President Museveni recognised this early. He once noted that he first encountered Milly Babalanda through her grassroots work with women’s groups in Busoga, and that organic, community-rooted origin of her political career explains why her management style has always prioritised field presence and last-mile delivery over bureaucratic report-writing.

Why Continuity Is Not Laziness: The Strategic Logic of Retention

Critics of Babalanda’s reappointment might argue that retaining the same minister is the path of least resistance, a safe, uncreative choice. This argument misunderstands governance.

In a ministry as complex and relationship-dependent as the Presidency, where trust between the Minister, the RDC corps, the institutional heads, and the President himself has been built over five deliberate years, replacing the minister simply for the sake of change would be reckless, not bold.

Governance is not a reality television show. Continuity of competent leadership is a public good. The systems Babalanda built, the culture she cultivated, the relationships she forged with hundreds of RDCs across Uganda, these cannot be transferred in an orientation session. They are the product of sustained, deliberate, personal engagement over years.

Reappointment, in this case, is not routine.
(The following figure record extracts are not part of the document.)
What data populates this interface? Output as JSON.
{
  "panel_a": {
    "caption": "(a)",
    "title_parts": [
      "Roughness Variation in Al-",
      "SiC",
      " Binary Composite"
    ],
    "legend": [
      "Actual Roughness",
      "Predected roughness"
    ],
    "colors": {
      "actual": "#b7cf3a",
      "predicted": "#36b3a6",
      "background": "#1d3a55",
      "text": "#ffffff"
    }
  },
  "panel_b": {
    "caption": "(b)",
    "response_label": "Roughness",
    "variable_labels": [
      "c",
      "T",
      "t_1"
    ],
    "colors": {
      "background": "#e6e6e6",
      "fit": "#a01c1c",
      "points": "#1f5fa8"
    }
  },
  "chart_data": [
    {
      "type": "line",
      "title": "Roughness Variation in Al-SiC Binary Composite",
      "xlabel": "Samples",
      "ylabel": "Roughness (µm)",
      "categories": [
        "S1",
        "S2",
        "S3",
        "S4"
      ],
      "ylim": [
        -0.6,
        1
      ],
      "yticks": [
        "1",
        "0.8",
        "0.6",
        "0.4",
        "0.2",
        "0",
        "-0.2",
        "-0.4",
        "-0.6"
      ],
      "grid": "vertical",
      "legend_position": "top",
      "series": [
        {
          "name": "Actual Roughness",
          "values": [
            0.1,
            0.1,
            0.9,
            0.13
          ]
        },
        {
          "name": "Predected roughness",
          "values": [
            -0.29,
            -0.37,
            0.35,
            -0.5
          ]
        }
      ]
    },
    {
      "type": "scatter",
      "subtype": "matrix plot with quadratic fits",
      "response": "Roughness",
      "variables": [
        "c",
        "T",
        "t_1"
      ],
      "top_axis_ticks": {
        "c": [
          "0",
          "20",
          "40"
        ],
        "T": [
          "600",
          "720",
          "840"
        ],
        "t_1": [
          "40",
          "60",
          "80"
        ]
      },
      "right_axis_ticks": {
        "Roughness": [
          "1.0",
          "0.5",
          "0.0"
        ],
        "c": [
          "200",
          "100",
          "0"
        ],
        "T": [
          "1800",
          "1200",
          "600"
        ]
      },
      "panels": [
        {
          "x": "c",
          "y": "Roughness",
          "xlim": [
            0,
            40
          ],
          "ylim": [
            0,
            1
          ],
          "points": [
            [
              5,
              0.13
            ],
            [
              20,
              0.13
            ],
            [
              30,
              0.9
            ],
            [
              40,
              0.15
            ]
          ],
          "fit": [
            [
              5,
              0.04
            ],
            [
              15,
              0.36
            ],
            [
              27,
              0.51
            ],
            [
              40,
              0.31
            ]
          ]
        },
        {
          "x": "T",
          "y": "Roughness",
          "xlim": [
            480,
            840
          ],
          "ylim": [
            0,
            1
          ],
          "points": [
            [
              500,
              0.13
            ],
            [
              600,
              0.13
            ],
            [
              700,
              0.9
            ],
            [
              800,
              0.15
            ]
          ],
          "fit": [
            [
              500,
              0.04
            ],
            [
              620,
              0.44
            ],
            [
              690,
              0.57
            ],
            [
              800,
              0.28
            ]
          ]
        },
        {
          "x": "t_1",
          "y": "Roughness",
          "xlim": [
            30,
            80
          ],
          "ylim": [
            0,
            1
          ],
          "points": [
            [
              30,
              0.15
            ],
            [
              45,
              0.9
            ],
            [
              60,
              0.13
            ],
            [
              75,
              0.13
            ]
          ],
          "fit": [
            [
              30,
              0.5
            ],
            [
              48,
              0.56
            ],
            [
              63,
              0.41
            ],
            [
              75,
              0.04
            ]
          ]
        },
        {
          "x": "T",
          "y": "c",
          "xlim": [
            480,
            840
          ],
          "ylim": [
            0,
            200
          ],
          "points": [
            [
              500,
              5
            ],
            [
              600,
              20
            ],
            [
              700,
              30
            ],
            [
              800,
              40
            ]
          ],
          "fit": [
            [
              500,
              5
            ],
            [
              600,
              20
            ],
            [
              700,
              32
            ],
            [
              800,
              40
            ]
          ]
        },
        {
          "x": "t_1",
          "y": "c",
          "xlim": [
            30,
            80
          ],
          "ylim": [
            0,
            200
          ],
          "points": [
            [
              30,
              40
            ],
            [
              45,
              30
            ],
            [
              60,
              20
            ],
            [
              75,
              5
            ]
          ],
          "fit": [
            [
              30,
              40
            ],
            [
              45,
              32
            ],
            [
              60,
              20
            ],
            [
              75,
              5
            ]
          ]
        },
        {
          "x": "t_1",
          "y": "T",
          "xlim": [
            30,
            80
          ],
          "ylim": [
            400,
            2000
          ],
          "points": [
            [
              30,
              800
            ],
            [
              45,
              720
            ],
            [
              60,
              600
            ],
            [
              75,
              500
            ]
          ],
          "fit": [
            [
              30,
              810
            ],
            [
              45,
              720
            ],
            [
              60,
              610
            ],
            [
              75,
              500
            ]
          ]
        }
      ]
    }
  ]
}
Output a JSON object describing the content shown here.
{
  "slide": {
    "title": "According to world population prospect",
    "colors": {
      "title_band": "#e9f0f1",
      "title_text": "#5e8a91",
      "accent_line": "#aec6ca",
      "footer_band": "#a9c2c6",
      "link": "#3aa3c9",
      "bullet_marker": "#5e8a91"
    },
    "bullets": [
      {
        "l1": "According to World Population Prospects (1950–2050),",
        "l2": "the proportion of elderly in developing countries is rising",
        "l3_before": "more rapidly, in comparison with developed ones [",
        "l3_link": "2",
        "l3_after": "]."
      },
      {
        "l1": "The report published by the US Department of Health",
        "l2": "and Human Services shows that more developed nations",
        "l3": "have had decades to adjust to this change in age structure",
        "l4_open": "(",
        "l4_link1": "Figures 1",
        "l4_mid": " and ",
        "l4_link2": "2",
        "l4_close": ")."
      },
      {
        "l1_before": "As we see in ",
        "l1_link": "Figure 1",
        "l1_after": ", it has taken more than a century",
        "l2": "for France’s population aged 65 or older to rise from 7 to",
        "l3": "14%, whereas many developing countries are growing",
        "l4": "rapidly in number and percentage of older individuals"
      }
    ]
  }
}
As those who work in the ministry have noted, it is a strategic choice, a recognition that the work done in the last term met the President’s expectations, and that the architecture being built for the 2026–2031 term requires the same architect.

The Challenges Ahead: High Bars and Higher Expectations

Fairness demands acknowledging that Babalanda’s second term will not be a victory lap. The challenges facing the Ministry of the Presidency in the 2026–2031 period are formidable.

The Parish Development Model (PDM):  President Museveni’s flagship poverty reduction programme, will require more intensive monitoring than ever before, and the RDC structure will be the primary monitoring mechanism. Leakages, misappropriation, and poor targeting have already been documented in some areas, and the Ministry must tighten oversight significantly.

The digital transformation of public service delivery demands that the RDC corps, many of whom come from a generation more comfortable with physical engagement than digital tools, be equipped and empowered to operate in an increasingly digital governance environment.

The RDC welfare question also remains live. Some RDCs still operate without adequate office space, transport, and logistical support,  a matter Babalanda has begun to address through phased construction of offices and provision of vehicles, but which requires sustained political and budgetary commitment.

And perhaps most profoundly, the ministry must continue to navigate its inherently dual nature, it is simultaneously administrative and political, both a service delivery overseer and a political mobilisation structure. Managing that duality with integrity, so that the constitutional mandate is not subordinated to partisan interests, will define whether this second term surpasses the first.

The bar is high. Babalanda set it herself.

Not Just the Right Person 

Milly Babalanda’s reappointment as Minister for the Presidency is one of the most defensible decisions in President Museveni’s 2026 cabinet formation. It is defensible not on grounds of loyalty alone, not on the basis of regional arithmetic, not as a reward for political service, though all of these may have played their part. It is most powerfully defensible on the basis of documented, measurable, institutionally grounded performance.

She transformed an underperforming RDC corps into the most coordinated presidential field structure Uganda has seen in decades. She protected her institution from scandal in an environment where scandal is pervasive. She earned international recognition for her work on HIV/AIDS. She built systems that outlasted individual appointments and created accountability architectures that serve Vision 2040. She did all of this as the sole minister in a docket that demands the energy of three.

And she did it as a daughter of the soil, carrying the weight of ordinary Ugandans’ expectations with the discipline of someone who has never forgotten where she came from.

The reappointment was right. The person is right. And Uganda, if it pays attention, should be grateful.